Wednesday, August 9th, 2017

Axwell /\ Ingrosso – More Than You Know

EDM continues to rapidly exhaust its feature credit typography options…


Crystal Leww: To the surprise of just about everyone who knows that I love the EDM, I was never the hugest Swedish House Mafia fan, which I think is a regional preference issue. Swedish House Mafia are the ultimate European big room EDM act that spawned stuff like Alesso, Hardwell, Avicii, and Martin Garrix (“Animals” days). That strain of EDM definitely still exists, but the remaining 2/3 of SHM have made their sound bigger in a way that feels super-American. The way this revs up in the pre-drop is so great — love those handclaps and the percussive guitar. But it’s that big dumb drop that feels like it could close out a festival set with fireworks that really does it. Way to play to the lowest common denominator, bros.

Thomas Inskeep: Lower than the lowest-common-denominator EDM-pop song, this is thoroughly terrible from its music to its lyrics to its video.

Iain Mew: It’s probably not a good sign for current dance-pop when something sounding like an Avicii & Generic Turner track circa 2013 becomes refreshing. I dig that it’s properly built around the chorus, though, the low-key drop and filtered loops of the vocal lines merging into one and the same with an understated flourish. Plus One Direction backing vocalist Kristoffer Fogelmark demonstrates a knowledge of the difference between personality and overdoing every line, previously far from a given.

Jibril Yassin: Was it intentional that Kristoffer Fogelmark’s vocals were processed to sound like a mystery member of 1D? The totally serviceable hook feels like it came from a bizarro Zayn/Harry Styles hybrid that continues to confuse me the more I listen to it, but it’s clearly meant to be shouted from the top of your lungs. Similarly, marrying big house EDM to Maroon 5 robofunk works a lot better than expected. It still feels like a Johnny-come-lately, but it’s an engaging one. 

Alfred Soto: I don’t usually care for coherence, but their label should send these blokes to a creative writing course. “Let me taste your smile?” Okay. “You’re the best, more than you know”? Why wouldn’t she not know? “Your good intentions are sweet and pure”? Well, yeah — you already said they were “good.” And they would’ve sung “it ain’t over till the fat lady sings” in 2003.
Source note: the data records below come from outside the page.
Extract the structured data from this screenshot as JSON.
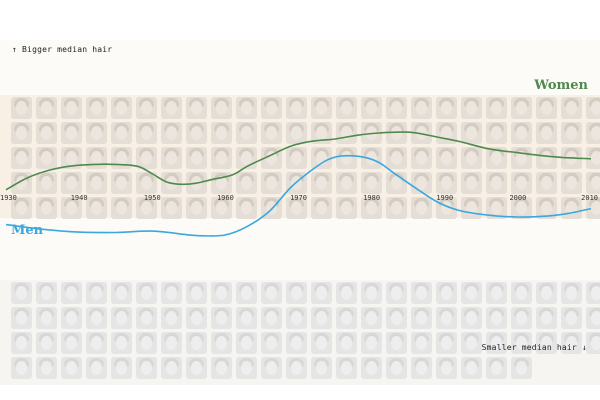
{
  "labels": {
    "top_left": "↑ Bigger median hair",
    "bottom_right": "Smaller median hair ↓"
  },
  "colors": {
    "women": "#4e8a4c",
    "men": "#3aa8df",
    "women_band": "#f8f0e4",
    "men_band": "#f6f5f2"
  },
  "chart_data": {
    "type": "line",
    "title": "",
    "xlabel": "",
    "ylabel": "",
    "x_ticks": [
      "1930",
      "1940",
      "1950",
      "1960",
      "1970",
      "1980",
      "1990",
      "2000",
      "2010"
    ],
    "xlim": [
      1930,
      2010
    ],
    "y_scale": "unlabeled relative median hair size",
    "ylim": [
      -2.6,
      4.2
    ],
    "grid": false,
    "legend": "direct labels on lines",
    "series": [
      {
        "name": "Women",
        "label_position": "right, above line",
        "x": [
          1930,
          1933,
          1936,
          1939,
          1942,
          1945,
          1948,
          1950,
          1952,
          1954,
          1956,
          1958,
          1961,
          1963,
          1966,
          1969,
          1972,
          1975,
          1978,
          1981,
          1984,
          1986,
          1989,
          1992,
          1996,
          2000,
          2003,
          2006,
          2010
        ],
        "values": [
          0.65,
          1.3,
          1.7,
          1.92,
          2.0,
          2.0,
          1.9,
          1.5,
          1.06,
          0.94,
          1.0,
          1.18,
          1.45,
          1.9,
          2.45,
          2.98,
          3.24,
          3.35,
          3.55,
          3.67,
          3.72,
          3.68,
          3.45,
          3.22,
          2.83,
          2.62,
          2.48,
          2.37,
          2.3
        ]
      },
      {
        "name": "Men",
        "label_position": "left, below line",
        "x": [
          1930,
          1935,
          1940,
          1945,
          1950,
          1955,
          1957,
          1960,
          1963,
          1966,
          1969,
          1972,
          1974,
          1976,
          1979,
          1981,
          1983,
          1986,
          1989,
          1992,
          1996,
          2000,
          2004,
          2007,
          2010
        ],
        "values": [
          -1.2,
          -1.45,
          -1.6,
          -1.62,
          -1.55,
          -1.75,
          -1.8,
          -1.75,
          -1.3,
          -0.5,
          0.8,
          1.75,
          2.25,
          2.45,
          2.38,
          2.1,
          1.55,
          0.75,
          0.0,
          -0.45,
          -0.7,
          -0.8,
          -0.75,
          -0.6,
          -0.35
        ]
      }
    ]
  }
}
Ryo Miyauchi: As a “winning the girl back” type of tale, it’s way too stubborn to find any glory in it. But the use of “you” does some wonders as a general pre-game tune: that line about being un-tameable is made to be claimed as an excuse to go a little overboard while those horns blast like a homecoming tune for a pack of gladiators.
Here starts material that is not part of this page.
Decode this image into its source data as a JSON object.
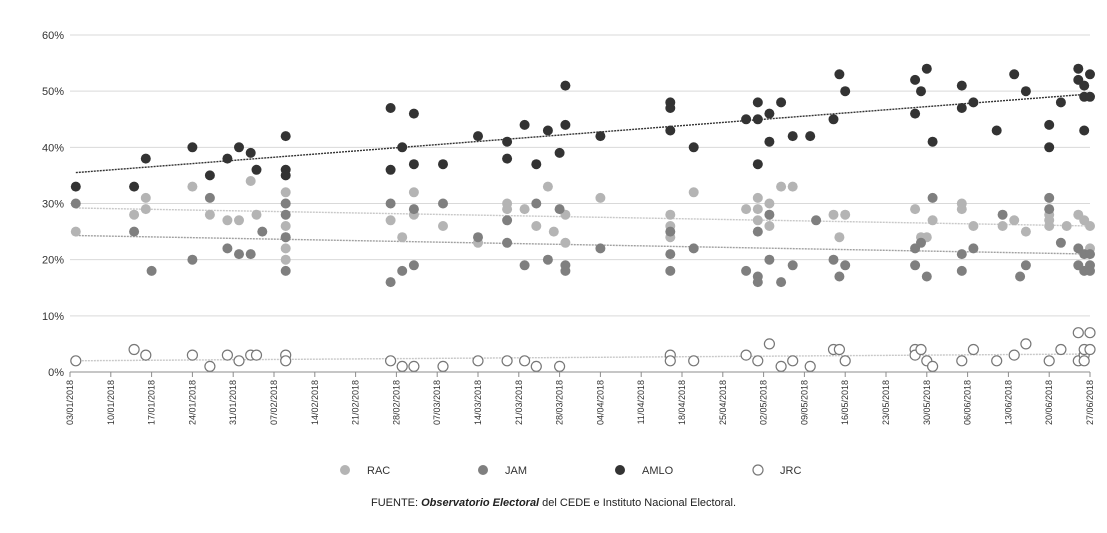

Stephen Eisermann: The electric guitar riff in the chorus is more annoying than anything, and the music feels too peppy for the lyrics. The song is just cluttered and unnecessarily noisy, which I guess could be said about many EDM songs, but this one feels increasingly exhausting. Basically, I want EDM artists to know that just because something would sound good at an outside festival doesn’t mean it would make a good studio recording.

Will Rivitz: The machine-learning algorithms that generate pop-house bangers still need some fine-tuning, I guess.